# Pinnated Grouse /Prairie Chicken



## stolenbase

Are pinnated grouse and prairie chicken the same thing??? Can you hunt these in nd? Well, I saw a large covey of partridge nw of Bismarck a few days ago and I'm planning to go after them on Monday. What kind of grouse do you think is most fun to hunt?Just wanted to check up with everyone. Thanks, Nick


----------



## stolenbase

p.s.: where are the birds!!!


----------



## mallard

Yes,pinnated grouse&prairie chickens are the same bird.The grouse species most fun to hunt,Ruffed grouse hands down.


----------



## MossyMO

I was up around Lansford this last weekend helping my father in law haul hay and saw one of these and didn't know they were native to that area, which I have hunted the last 5 years and never seen one before. Was this a rare sighting or are they moving into the area? Does the hunting season for them open Sept. 11th also?


----------



## Bagman

Where is Lansford? Here is the info on hunting the Chickens:

PINNATED GROUSE (Prairie Chicken): may be taken in that portion of southeastern North Dakota bordered on the west by ND No. 32, on the north by the Sheyenne River, on the south by ND No. 11, and on the east by the Red and Bois de Sioux Rivers; and in an area in Grand Forks County bordered on the east by the Red River, the south by US Highway 2, the west by ND No. 18, and the north by the Walsh and Grand Forks county line. These two areas will be open for sharp-tailed grouse and pinnated grouse (prairie chicken) hunting by permit only.

Fifty permits will be issued by lottery for each of the above two open areas. Each permit will allow the taking of two grouse (two prairie chickens, or two sharp-tailed grouse, or one sharp-tailed grouse and one prairie chicken) for which the hunter will be provided two grouse tags. These tags must be attached to each grouse prior to transportation. Application process: Resident hunters who wanted to apply for a permit were asked to send in a post card listing their name, address, phone number, and which selected hunting area - prior to August 11, 2004. Only one person was able to apply per post card and only one post card per person was allowed.

Season runs from OCTOBER 9 to OCTOBER 17th


----------



## MossyMO

Bagman, Thanks for the info.

Lansford is 25 miles North and 6 miles West of Minot, ND.


----------



## johnny dritt

Hi Nick,
I'm interested in Pinnated Grouse/Prairie Chickens, too. Yes, they are the same bird.
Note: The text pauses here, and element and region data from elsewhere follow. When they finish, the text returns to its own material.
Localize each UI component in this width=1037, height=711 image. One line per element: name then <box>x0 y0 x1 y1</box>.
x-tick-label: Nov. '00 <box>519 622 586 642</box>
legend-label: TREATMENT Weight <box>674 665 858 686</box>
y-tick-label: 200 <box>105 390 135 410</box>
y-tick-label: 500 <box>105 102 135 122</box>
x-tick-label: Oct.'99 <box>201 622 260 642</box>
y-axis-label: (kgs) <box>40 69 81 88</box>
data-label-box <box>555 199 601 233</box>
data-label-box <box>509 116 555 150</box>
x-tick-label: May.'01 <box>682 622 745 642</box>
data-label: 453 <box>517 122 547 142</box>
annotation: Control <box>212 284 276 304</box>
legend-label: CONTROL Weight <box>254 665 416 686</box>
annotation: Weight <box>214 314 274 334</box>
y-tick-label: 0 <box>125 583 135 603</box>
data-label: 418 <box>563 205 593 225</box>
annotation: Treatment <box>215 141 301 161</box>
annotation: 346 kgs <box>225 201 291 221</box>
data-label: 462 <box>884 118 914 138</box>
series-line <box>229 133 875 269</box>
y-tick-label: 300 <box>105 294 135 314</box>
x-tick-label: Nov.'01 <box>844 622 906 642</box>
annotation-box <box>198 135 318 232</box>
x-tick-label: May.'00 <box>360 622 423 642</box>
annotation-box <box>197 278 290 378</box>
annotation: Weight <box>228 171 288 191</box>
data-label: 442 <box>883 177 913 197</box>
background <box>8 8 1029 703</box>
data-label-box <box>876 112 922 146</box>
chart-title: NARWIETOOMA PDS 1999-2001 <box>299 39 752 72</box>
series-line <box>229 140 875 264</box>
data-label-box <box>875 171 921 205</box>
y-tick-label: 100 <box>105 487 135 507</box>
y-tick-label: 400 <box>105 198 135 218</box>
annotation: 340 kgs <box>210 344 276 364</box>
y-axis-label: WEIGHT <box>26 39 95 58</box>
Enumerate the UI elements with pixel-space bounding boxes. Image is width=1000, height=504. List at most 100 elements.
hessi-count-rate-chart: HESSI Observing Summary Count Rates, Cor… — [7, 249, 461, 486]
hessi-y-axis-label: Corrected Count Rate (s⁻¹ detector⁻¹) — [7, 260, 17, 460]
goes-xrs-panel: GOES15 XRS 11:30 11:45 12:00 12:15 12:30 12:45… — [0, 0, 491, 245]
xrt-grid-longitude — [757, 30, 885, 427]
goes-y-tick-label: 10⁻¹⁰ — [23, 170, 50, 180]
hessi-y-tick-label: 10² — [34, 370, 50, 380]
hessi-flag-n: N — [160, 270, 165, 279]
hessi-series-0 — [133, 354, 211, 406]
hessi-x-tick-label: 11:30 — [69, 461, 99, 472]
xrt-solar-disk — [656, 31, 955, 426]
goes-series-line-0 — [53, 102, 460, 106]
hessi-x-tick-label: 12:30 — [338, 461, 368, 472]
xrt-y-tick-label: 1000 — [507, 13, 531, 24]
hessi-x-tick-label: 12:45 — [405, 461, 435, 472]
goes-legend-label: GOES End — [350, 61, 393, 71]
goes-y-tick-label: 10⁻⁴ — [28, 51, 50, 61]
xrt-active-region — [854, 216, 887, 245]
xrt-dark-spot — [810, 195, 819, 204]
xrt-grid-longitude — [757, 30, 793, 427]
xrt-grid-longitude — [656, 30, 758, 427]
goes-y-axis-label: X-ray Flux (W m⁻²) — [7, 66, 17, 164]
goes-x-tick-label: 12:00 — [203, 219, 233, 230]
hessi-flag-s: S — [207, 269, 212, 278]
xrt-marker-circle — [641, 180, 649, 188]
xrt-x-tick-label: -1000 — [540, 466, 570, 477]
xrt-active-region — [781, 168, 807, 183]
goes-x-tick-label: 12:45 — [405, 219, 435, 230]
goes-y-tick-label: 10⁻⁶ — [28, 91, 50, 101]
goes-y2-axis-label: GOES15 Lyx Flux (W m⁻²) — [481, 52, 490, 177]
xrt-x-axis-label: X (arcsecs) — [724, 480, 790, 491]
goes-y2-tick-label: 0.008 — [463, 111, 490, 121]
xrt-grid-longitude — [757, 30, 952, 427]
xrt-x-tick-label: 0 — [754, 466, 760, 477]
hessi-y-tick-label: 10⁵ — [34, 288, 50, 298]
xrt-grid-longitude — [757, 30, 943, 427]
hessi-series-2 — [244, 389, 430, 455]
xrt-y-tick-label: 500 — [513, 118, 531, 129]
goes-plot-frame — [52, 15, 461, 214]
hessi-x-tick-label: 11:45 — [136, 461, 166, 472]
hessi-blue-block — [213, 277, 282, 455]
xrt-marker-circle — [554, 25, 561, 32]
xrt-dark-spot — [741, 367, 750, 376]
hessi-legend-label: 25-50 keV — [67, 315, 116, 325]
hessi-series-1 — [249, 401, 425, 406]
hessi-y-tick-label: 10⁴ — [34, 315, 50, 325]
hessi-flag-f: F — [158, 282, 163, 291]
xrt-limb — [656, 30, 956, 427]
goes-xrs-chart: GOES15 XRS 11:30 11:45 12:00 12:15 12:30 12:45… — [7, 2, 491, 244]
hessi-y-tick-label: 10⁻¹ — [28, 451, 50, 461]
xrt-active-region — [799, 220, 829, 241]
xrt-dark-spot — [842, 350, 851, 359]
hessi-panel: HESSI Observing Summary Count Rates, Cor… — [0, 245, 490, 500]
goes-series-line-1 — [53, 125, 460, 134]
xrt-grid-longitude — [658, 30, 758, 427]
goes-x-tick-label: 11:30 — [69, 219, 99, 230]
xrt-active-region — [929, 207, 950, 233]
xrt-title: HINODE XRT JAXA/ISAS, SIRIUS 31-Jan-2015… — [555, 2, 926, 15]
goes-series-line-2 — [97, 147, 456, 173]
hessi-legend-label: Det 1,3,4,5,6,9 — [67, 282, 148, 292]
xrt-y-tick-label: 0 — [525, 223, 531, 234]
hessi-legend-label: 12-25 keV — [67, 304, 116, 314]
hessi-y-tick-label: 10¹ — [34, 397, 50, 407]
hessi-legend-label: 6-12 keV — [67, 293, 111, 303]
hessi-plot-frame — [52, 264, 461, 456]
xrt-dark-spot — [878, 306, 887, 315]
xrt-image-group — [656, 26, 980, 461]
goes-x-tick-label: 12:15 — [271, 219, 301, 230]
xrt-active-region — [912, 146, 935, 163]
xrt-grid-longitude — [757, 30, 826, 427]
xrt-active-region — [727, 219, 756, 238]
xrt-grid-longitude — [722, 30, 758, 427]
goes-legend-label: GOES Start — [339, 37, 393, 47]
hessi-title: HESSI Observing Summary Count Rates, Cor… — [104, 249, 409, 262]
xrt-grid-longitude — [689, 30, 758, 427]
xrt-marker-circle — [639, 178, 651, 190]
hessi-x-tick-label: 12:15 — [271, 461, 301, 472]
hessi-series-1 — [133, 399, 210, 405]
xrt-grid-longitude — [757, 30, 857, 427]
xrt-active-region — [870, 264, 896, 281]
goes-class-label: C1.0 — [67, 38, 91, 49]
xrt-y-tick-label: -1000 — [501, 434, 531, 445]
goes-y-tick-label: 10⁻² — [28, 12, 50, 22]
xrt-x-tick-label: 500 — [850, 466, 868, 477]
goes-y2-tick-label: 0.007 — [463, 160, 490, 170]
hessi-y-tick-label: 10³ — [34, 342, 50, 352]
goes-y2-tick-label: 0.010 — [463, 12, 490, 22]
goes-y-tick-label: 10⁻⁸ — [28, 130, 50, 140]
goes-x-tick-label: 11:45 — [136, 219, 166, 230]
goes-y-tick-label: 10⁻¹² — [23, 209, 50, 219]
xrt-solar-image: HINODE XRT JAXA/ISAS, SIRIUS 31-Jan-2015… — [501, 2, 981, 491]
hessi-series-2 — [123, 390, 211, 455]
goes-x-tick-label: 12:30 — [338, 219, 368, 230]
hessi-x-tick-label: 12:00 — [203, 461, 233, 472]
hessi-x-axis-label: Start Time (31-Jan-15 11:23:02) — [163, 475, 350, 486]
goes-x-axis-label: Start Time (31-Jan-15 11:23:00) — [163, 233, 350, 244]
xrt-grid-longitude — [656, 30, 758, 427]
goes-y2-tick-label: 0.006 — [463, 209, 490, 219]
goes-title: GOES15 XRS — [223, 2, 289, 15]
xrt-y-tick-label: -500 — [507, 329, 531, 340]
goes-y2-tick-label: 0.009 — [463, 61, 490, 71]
Here in Indiana market hunters shot the last one in the state about 60 years ago, and our DNR and conservation groups have been trying to restore prairie habitat in the northwest corner of the state (below Chicago metro area!), where they might be reintroduced from your state or Kansas, where there are surviving populations.

Nick, right before reading your message in the search term <Pinnated Grouse Prairie Chicken>, I noted a message from the ND Game and Fish Dept, stating: "There will not be a North Dakota Pinnated Grouse (Prairie Chicken) season in 2013 due to low numbers."

Apparently Prairie Chickens are really facing steep declines in a lot of their former range in tall grass prairie intersperced with farmland, for instance Canada reports few, if any, remaining in their prairie provinces,

so please take my tip to hunt pheasants or other legal birds instead. I wouldn't be able to tell a Sharp-Tailed Grouse from a Prairie Chicken on the wing. 
A friend in Indiana,
Johnny


----------